The Oxnard City Council approved a contract with Onyx Paving Company for $6,006,007 to perform Phase 1 of the Citywide Neighborhood Street Resurfacing Project and authorized associated contingency and engineering allocations.
Why it matters: The project will mill-and-overlay or otherwise resurface streets in multiple Oxnard neighborhoods this construction season. The award sets the construction schedule and funding, and staff said addressing remaining right-of-way disagreements will determine the sequence for the next phase (Colonia).
What the council approved
The contract and budget approvals include:
- Construction contract with Onyx Paving Company, Inc. in the amount of $6,006,007.
- Project contingency of approximately $600,000, bringing the not-to-exceed construction total to $6,606,608.5.
- An engineering, inspection, survey and project-management allocation of about $600,601.
- Additional budgetary adjustments from Water and Wastewater operating fund balances and Road Maintenance and Rehabilitation funding as described in the staff report.
Neighborhoods and work scope
The staff report lists neighborhoods included in Phase 1: Cabrillo, Sierra, El Rio West, Rose Park, Pleasant Valley and South Winds. Most streets in the contract will receive mill-and-overlay (corrective pavement work); a smaller share receives preventative treatments such as slurry or cape seals. The staff report notes use of rubberized asphalt for the wearing course on many segments; staff said the material reduces tire noise and incorporates recycled tires.

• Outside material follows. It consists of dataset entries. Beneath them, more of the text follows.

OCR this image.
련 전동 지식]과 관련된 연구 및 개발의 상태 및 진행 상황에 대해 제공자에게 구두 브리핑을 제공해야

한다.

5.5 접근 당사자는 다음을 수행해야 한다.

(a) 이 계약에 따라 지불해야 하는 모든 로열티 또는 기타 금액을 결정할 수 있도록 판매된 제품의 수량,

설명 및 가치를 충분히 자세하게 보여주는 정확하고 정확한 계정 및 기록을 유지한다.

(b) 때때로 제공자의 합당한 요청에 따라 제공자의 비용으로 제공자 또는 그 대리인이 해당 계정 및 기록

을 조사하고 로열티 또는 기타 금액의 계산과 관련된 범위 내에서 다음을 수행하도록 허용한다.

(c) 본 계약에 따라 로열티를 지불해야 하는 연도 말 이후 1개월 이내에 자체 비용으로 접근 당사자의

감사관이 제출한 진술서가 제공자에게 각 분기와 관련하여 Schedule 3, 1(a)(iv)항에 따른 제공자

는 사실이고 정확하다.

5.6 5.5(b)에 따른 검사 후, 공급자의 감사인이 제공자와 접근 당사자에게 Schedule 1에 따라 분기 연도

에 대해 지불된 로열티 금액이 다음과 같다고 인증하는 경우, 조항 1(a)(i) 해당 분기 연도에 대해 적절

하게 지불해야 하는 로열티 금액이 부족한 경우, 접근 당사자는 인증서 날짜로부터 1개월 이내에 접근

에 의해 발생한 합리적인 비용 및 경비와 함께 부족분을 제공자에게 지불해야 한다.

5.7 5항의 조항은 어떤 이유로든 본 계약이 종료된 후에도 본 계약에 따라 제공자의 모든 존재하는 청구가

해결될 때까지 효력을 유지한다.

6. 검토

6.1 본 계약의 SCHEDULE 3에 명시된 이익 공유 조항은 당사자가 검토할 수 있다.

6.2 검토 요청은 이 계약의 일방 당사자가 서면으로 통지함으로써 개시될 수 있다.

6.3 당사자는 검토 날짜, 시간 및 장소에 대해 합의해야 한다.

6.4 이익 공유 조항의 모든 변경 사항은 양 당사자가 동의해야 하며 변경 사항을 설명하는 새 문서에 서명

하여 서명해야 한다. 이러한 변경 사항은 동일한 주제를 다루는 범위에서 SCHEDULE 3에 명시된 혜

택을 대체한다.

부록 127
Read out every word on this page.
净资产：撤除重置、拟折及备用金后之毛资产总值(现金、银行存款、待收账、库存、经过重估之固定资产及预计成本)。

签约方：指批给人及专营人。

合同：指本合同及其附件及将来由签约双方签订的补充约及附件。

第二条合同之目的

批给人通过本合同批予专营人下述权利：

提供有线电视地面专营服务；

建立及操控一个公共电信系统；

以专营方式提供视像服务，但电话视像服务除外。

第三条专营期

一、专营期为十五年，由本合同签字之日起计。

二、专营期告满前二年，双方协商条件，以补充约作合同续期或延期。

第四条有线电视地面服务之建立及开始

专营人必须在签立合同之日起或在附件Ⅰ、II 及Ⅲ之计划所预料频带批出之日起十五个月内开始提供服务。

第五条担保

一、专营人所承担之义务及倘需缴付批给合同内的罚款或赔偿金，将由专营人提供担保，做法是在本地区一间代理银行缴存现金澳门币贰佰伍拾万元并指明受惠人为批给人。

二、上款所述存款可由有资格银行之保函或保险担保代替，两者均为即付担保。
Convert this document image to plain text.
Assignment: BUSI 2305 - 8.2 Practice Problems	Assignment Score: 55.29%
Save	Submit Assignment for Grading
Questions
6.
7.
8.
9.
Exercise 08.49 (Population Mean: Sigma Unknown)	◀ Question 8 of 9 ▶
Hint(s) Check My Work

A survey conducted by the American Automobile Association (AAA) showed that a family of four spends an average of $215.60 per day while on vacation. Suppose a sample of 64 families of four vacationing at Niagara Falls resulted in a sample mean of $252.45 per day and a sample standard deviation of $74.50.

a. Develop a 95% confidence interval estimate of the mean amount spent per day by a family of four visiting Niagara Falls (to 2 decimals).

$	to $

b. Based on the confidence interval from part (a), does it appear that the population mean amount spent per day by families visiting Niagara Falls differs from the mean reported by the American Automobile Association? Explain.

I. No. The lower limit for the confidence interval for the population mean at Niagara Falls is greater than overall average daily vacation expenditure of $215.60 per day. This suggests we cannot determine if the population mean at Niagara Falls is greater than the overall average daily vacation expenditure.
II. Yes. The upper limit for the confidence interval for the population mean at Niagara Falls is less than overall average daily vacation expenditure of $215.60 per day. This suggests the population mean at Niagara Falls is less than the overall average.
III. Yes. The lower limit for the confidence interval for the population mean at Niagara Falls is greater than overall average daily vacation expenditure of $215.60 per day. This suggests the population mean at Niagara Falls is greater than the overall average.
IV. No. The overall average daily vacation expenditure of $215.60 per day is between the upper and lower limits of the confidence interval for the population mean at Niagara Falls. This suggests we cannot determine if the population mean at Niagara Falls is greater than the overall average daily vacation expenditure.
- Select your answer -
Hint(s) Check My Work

Colonia update and right-of-way issues
Design work for the Colonia neighborhood's next paving phase is complete, Public Works Director Michael Wolf told council. The department identified property-line discrepancies that require resolution: staff reported about five property owners remain in dispute over the exact right-of-way or fence placement. Wolf said staff will obtain title reports and continue door-to-door outreach; the city's intended approach is to relocate/repair private fences where necessary and construct sidewalks to ADA standards as part of the project. The city will ask property owners to remove movable private objects (planters, etc.) and will reestablish fences along correct property lines as part of construction. Councilmembers called for continued outreach and transparency to reduce contentiousness.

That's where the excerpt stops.